Art exists under the threat of its opposite - Scientist Nihilism.

Both Brassier and Meillassoux talk of the "Arche-Fossil" (initially treated of philosophically by the former). The term 'Arche-Fossil' refers to scientific evidence that pertains to the existence of specific 'things', of 'substances', long before the existence of thinking and feeling beings: the fossilisation of celestial movement, indicating that the assumption of the scientist regarding the independence of objectivity from the subject is a sound one. Now, both Meillassoux and Brassier go a long way in discounting the Post-Kantian notion that this can tell us nothing about the existence of matter prior to the existence of consciousness - being, the Post-Kantian argues, that all it points to is the existence of certain impulses on the part of the scientist who records such data, in conjunction with the data that appears to be presented to him. We will grant Brassier and Meillassoux their counter arguments (which can be found in their above referenced respective texts) to the Post-Kantian arguments, not even because we necessarily believe them, but rather because the most convincing dismissal of their respective accounts may be made on a simple and verifiable basis - and not with recourse to a Kantian reliance on the primacy of mind over substance such as could have us being written off as quasi-spiritualist in nature.

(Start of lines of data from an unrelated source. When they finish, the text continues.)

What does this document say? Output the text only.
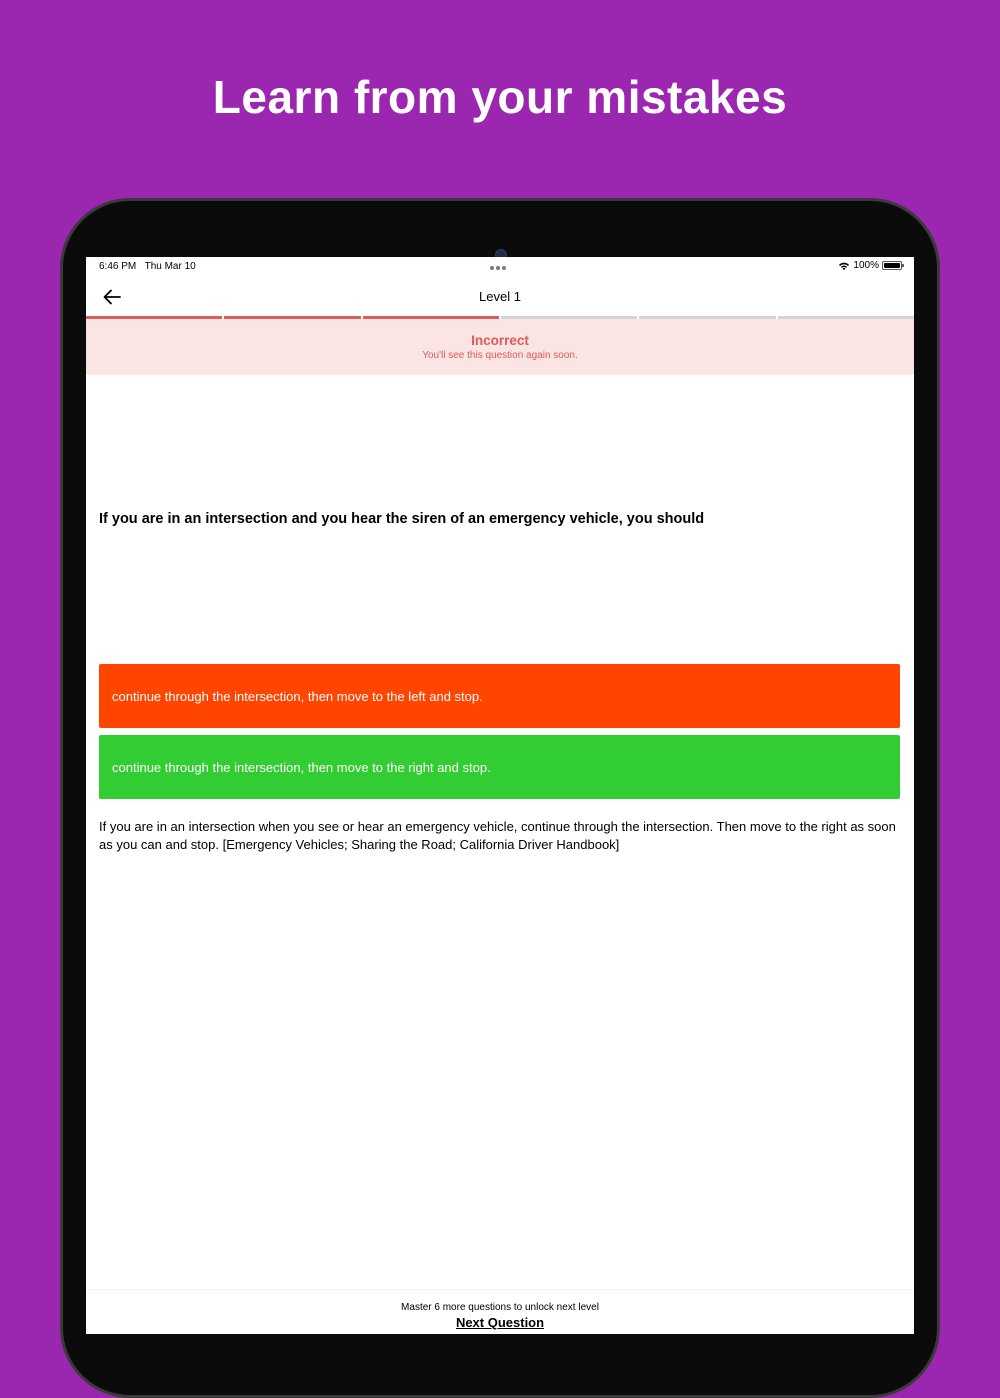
Learn from your mistakes
6:46 PM Thu Mar 10	100%
Level 1
Incorrect
You'll see this question again soon.
If you are in an intersection and you hear the siren of an emergency vehicle, you should
continue through the intersection, then move to the left and stop.
continue through the intersection, then move to the right and stop.
If you are in an intersection when you see or hear an emergency vehicle, continue through the intersection. Then move to the right as soon as you can and stop. [Emergency Vehicles; Sharing the Road; California Driver Handbook]
Master 6 more questions to unlock next level
Next Question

The Arche-Fossil is the material backup for Meillassoux's and Brassier's reliance on the 'Ancestrality' argument. The existence of the Arche-Fossil proves the absolute contingency, or absolute meaningless (when taken with Brassier's statement regarding the end of the Universe), of human existence.

So it is the Arche-Fossil that must be posited in opposition to our notion of art as bringing hope, and meaning to life, indeed, in bringing 'life' to 'life'.

What is most astounding about this point - the Arche-Fossil as 'life's' death blow - is how easily it can be sidestepped; a neat sidestepping that in fact renders Brassier's thought as, well, meaningless, though not in the way that he might have intended: All the artist need do to reinstitute 'meaning' in 'life' upon the realisation that the Arche-Fossil reduces even the artwork and the artist to a dumb cipher for existence - as lifeless as the Arche-Fossil itself is - is to claim the Arche-Fossil as an artwork.

The conceptual artist can claim anything as art (re; Duchamp's 'readymade'), and we are all artists (re; Beuys' 'Social Sculpture'). The declaration of the Arche-Fossil as art is in no way radical as artistic gesture. Moreover, scientifically it cannot be challenged. Philosophically, one awaits objection. Consider it done!

The Arche-Fossil as artwork does not then imply that human 'life' does not 'live', or that there can be no 'hope' in life. The fossil is claimed as art, and thus becomes another cipher for the possibility of there being meaning even in a meaningless world. Note, that this is not to counter the science that Brassier depends upon; it is merely to counter the sentiment which that science inspires in Brassier.

Science, having proven that their was a time before human existence and after human existence - and, indeed, Brassier's above statement regarding the end of the Universe can have its object similarly reduced to the status of artwork, the end of the Universe, declared as art - in no way belittles the import of that existence. Art is, indeed, contingent, but its contingence - its existence as completely illusory, hubristic, duplicitous, even - is proof of the ability of humans to create meaning in even the most adverse circumstances, the circumstances that govern existence itself.

Artistic Contingency is to 'life' as Scientific Contingency is to 'death'.